Our keepers are celebrating with a special enrichment at 1pm Saturday Aug. 3: yummy watermelon cake for both bears.

We decided to honor the moment with a side-by-side comparison of our cubs, then and now.


Alaska grizzly cub
Hawthorne at a few months old.

Then: Hawthorne weighed 90 lb, Huckleberry 80 lb.

Now: Hawthorne weighs 340 lb, Huckleberry 311 lb. Wow! But they’re not done yet. As adults they’ll weigh around 800 lb.


Hawthorne grizzly
Hawthorne, big and strong.

Then: Loved to carry branches, push over weeble toys.

Now: Can throw big rocks and logs. “Anything they decide to throw into the pool, I can’t pull it out,” says keeper Haley Withers. They’re also now able to dig a 4×4-foot hole in one day, Withers says.


Then: Three meals a day, with meat chopped into chunks and new veggies gradually introduced.

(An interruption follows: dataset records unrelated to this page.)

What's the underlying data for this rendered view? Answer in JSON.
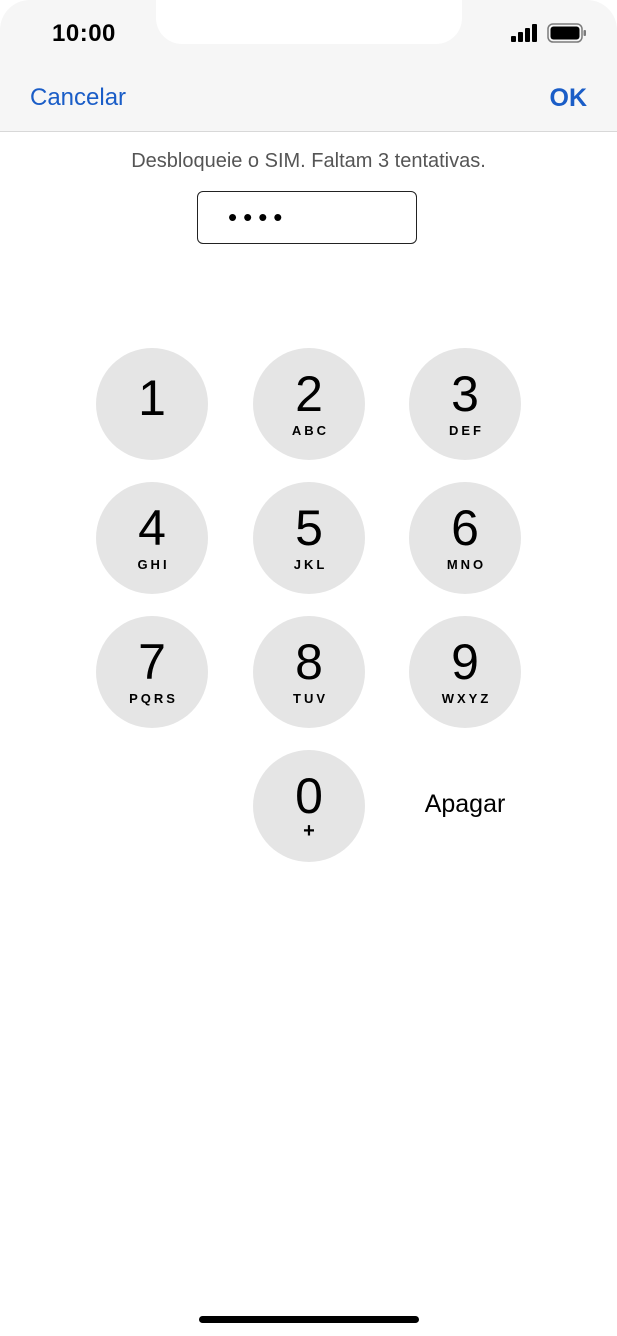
{
  "status_bar": {
    "time": "10:00",
    "signal_icon": "cellular-signal-icon",
    "battery_icon": "battery-full-icon"
  },
  "nav": {
    "cancel_label": "Cancelar",
    "ok_label": "OK"
  },
  "sim_unlock": {
    "prompt": "Desbloqueie o SIM. Faltam 3 tentativas.",
    "pin_masked": "••••"
  },
  "keypad": {
    "keys": [
      {
        "digit": "1",
        "letters": ""
      },
      {
        "digit": "2",
        "letters": "ABC"
      },
      {
        "digit": "3",
        "letters": "DEF"
      },
      {
        "digit": "4",
        "letters": "GHI"
      },
      {
        "digit": "5",
        "letters": "JKL"
      },
      {
        "digit": "6",
        "letters": "MNO"
      },
      {
        "digit": "7",
        "letters": "PQRS"
      },
      {
        "digit": "8",
        "letters": "TUV"
      },
      {
        "digit": "9",
        "letters": "WXYZ"
      },
      {
        "digit": "0",
        "letters": "+"
      }
    ],
    "delete_label": "Apagar"
  },
  "colors": {
    "accent": "#1a5dc7",
    "key_background": "#e5e5e5",
    "nav_background": "#f6f6f6"
  }
}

Now: Together the cubs eat over 40 lb of food every day. They eat more meat and fish than a year ago, exploring new items like fish heads, big bones and spring greens.


grizzly cub tooth
Huckleberry lost a baby tooth during his first physical.

Then: Tiny baby teeth.

Now: A mouthful of very adult bear teeth.


grizzly bear teeth
Huckleberry showing his adult teeth.

Then: Lots of naps in the den.

Now: They sleep longer at night, but still like a daytime nap out in the sun.


Then: Learning behaviors to help with their care.

Now: Can do many behaviors: showing each paw, standing tall, sitting, lying, and opening their mouths wide to show all those teeth. Next up: Learning how to be still for a vaccine injection.


grizzly cub playing
Hawthorne as a small cub with his weeble.

Then: Exploring their new home, trying out the pool, attempting to climb trees, rolling on weeble toys.

Now: Rearranging the logs in their new home, wrestling in the pool, exploring puzzle feeders (enrichment items given to animals to give them mental and physical stimulation), but not so much tree-climbing these days. “Their favorite thing is pool time,” says Withers, “and they can spend hours with puzzle feeders. And they love tearing up the logs in the yard into mulch.”

Oh, and they still love the weebles – though they don’t quite fit inside them anymore.